Нет, мое сознание не дозрело до того, чтобы увечить дверь, восстановленную с трудом и материальными затратами. Должны же найтись другие варианты! Как говорил неизвестный оптимист, перед тем как ему отрубили голову на плахе: "Безвыходных ситуаций не бывает, нужно их правильно искать".
Оставался Радик, но и он не смог бы ничем помочь. Кстати, что-то он не торопился со своей кастрюлькой.
А что, если выставить окно и влезть со стороны улицы? Не пойдет: Олег забил раму и укрепил стекла намертво, так что они выпадут вместе со стеной.
От отчаяния я захныкала, стоя под собственной дверью. Может, пойти к Олегу и Марте и попроситься переночевать у них? Точно, так и сделаю!
Вырвав листочек из тетрадки, я накарябала в тусклом свете лампочки: "Радику! Не теряй — ночую у друзей". Просунула свернутую бумажку в ручку двери, авось не сдует, и никто не утащит. Да и кто бы шастал по нашим катакомбам?
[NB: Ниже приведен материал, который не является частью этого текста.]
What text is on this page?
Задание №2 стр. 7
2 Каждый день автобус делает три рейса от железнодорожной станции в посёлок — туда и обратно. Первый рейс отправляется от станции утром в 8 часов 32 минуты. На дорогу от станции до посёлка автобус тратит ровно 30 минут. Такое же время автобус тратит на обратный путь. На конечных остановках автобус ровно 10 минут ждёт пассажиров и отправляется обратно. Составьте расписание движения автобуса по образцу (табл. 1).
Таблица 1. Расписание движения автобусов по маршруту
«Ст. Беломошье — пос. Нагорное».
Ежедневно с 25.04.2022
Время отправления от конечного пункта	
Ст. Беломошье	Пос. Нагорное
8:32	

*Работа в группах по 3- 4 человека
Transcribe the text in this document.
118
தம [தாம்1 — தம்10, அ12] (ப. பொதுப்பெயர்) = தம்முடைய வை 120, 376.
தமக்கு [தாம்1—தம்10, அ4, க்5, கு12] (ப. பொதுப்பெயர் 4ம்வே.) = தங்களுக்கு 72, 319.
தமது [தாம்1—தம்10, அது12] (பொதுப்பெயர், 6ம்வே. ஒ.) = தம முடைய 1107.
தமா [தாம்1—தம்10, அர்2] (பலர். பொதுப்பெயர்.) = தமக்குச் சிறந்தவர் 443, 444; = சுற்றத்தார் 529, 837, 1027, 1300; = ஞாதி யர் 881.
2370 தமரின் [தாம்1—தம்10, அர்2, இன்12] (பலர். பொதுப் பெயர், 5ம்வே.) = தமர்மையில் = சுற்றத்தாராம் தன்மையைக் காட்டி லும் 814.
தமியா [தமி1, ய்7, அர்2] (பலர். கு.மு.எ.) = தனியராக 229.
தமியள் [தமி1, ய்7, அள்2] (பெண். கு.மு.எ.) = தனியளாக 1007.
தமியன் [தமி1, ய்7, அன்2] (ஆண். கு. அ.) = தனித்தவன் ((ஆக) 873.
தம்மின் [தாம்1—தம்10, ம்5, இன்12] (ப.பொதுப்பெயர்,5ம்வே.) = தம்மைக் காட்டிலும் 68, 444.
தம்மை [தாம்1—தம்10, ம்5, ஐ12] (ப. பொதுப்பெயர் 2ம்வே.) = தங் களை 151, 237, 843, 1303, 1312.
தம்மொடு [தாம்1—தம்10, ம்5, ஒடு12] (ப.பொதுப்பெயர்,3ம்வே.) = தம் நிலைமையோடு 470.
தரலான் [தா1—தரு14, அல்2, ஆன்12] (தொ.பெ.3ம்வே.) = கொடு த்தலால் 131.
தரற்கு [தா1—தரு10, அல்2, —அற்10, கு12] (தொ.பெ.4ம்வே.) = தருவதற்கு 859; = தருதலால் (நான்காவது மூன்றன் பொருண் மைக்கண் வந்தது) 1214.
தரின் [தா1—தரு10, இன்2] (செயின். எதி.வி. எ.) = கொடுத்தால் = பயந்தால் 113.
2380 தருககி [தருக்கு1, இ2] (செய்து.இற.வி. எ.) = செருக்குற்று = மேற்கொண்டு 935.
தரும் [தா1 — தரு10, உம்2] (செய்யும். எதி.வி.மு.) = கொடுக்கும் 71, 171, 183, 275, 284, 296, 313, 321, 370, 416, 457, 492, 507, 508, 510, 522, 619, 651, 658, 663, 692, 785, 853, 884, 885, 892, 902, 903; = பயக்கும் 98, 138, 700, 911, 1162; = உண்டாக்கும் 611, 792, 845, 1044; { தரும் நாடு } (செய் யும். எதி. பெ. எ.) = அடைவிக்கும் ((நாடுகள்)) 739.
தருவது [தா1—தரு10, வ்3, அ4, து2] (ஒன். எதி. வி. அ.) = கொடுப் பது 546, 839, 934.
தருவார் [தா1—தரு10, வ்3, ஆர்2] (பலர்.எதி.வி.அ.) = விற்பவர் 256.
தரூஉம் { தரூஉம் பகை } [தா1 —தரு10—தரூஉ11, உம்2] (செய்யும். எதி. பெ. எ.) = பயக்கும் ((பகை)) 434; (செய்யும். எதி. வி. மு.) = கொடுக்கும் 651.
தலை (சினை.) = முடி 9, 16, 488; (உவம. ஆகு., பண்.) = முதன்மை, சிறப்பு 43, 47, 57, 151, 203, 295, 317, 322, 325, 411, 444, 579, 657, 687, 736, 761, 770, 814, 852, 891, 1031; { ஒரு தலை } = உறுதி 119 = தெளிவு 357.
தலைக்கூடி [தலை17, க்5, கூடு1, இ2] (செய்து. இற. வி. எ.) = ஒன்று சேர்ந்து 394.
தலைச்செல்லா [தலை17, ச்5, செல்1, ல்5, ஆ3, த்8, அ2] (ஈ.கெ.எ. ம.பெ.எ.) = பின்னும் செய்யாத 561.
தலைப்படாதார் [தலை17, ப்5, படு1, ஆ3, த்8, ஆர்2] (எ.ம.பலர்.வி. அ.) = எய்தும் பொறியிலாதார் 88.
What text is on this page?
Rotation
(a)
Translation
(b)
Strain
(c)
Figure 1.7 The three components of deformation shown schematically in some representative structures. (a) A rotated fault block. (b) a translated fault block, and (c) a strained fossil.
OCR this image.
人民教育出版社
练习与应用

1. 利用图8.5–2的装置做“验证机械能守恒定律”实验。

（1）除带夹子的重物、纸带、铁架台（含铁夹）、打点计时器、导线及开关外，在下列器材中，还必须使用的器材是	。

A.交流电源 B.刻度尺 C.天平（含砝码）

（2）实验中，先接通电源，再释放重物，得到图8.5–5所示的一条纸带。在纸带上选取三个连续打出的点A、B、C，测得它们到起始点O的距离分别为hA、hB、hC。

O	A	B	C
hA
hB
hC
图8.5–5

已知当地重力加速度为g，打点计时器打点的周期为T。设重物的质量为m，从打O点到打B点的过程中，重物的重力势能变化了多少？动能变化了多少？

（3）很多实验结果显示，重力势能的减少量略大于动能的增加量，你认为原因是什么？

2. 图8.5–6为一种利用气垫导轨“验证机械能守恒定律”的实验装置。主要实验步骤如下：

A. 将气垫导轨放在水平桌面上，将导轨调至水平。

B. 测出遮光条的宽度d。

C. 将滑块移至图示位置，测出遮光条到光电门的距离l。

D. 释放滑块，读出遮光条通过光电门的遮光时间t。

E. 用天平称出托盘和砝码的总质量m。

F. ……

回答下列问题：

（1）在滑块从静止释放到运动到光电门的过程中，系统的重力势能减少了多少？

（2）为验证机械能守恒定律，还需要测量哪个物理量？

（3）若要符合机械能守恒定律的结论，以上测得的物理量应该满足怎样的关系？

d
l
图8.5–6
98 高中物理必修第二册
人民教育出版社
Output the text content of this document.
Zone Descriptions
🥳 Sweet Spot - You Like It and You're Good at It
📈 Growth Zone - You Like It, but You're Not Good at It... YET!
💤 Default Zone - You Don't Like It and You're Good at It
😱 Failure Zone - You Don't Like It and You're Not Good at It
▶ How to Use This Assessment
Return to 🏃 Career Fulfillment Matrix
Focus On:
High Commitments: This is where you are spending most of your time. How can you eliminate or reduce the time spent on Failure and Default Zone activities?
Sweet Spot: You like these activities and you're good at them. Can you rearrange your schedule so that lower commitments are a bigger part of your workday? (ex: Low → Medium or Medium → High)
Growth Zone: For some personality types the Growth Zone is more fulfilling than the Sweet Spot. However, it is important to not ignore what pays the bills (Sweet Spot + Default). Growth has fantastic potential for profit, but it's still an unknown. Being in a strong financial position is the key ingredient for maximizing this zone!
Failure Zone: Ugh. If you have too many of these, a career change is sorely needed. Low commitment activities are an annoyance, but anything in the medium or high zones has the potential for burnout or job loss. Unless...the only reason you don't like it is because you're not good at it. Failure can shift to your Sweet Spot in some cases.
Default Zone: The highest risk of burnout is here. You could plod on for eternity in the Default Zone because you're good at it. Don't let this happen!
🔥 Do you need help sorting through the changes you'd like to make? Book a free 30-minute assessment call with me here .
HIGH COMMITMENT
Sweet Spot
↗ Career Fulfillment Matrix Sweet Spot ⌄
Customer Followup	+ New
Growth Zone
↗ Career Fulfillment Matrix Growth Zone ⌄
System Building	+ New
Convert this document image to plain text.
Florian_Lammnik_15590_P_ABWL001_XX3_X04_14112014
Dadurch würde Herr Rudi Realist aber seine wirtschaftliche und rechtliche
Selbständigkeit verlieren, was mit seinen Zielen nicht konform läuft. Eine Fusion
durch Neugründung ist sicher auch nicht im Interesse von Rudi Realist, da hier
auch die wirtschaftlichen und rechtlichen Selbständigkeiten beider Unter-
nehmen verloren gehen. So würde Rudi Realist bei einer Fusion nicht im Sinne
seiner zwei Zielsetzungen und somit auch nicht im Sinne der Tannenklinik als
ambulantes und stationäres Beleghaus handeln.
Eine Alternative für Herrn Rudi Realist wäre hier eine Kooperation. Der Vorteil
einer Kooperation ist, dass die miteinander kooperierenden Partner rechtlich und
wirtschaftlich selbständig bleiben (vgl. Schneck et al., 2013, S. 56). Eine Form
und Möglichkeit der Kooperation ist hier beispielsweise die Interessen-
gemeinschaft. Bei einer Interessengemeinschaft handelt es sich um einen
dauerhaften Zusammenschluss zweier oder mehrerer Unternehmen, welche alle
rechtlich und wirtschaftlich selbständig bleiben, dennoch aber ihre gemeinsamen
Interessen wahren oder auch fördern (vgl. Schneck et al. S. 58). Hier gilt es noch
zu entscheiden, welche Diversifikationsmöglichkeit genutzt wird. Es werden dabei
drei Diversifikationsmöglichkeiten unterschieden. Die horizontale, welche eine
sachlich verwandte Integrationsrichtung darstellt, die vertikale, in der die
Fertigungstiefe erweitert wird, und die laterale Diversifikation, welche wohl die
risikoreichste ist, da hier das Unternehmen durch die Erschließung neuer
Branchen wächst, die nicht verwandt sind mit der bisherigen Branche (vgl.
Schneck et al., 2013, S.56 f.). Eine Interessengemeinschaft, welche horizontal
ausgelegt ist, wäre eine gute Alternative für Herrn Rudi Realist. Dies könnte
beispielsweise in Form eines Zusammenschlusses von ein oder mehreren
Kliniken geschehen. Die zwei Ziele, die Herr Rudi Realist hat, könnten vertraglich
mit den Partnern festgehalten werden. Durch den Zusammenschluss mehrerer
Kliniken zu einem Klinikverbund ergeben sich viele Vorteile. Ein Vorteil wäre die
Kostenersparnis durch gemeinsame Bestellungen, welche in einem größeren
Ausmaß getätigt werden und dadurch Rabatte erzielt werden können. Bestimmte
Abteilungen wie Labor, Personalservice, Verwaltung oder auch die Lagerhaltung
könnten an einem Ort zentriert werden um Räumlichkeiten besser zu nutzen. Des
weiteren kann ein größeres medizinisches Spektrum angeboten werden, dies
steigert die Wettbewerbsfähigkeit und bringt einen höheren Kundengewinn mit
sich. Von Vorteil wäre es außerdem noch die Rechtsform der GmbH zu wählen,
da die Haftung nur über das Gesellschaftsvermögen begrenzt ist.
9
Я замерла. Тишина показалась зловещей, словно кто-то прислушивался, притаившись за углом. От страха у меня мурашки пошли по коже. Чтобы успокоиться, демонстративно напевая под нос, завернула лом в газетные обрывки, разбросанные на полу, и поставила в уголок возле раковины. Если орудие труда не искать специально, то случайно и подавно не найдут.
Надо ковать железо, пока не наступила полночь, а то меня и Олег с Мартой не пустят.
Добежав до дыры в ограде, я вылезла на дорогу, и опять мной овладела нерешительность, не давая перейти на противоположную сторону улицы. Если вдоль институтской решетки ярко горели фонари, то напротив район словно вымер: темные углы зданий, черные глазницы окон.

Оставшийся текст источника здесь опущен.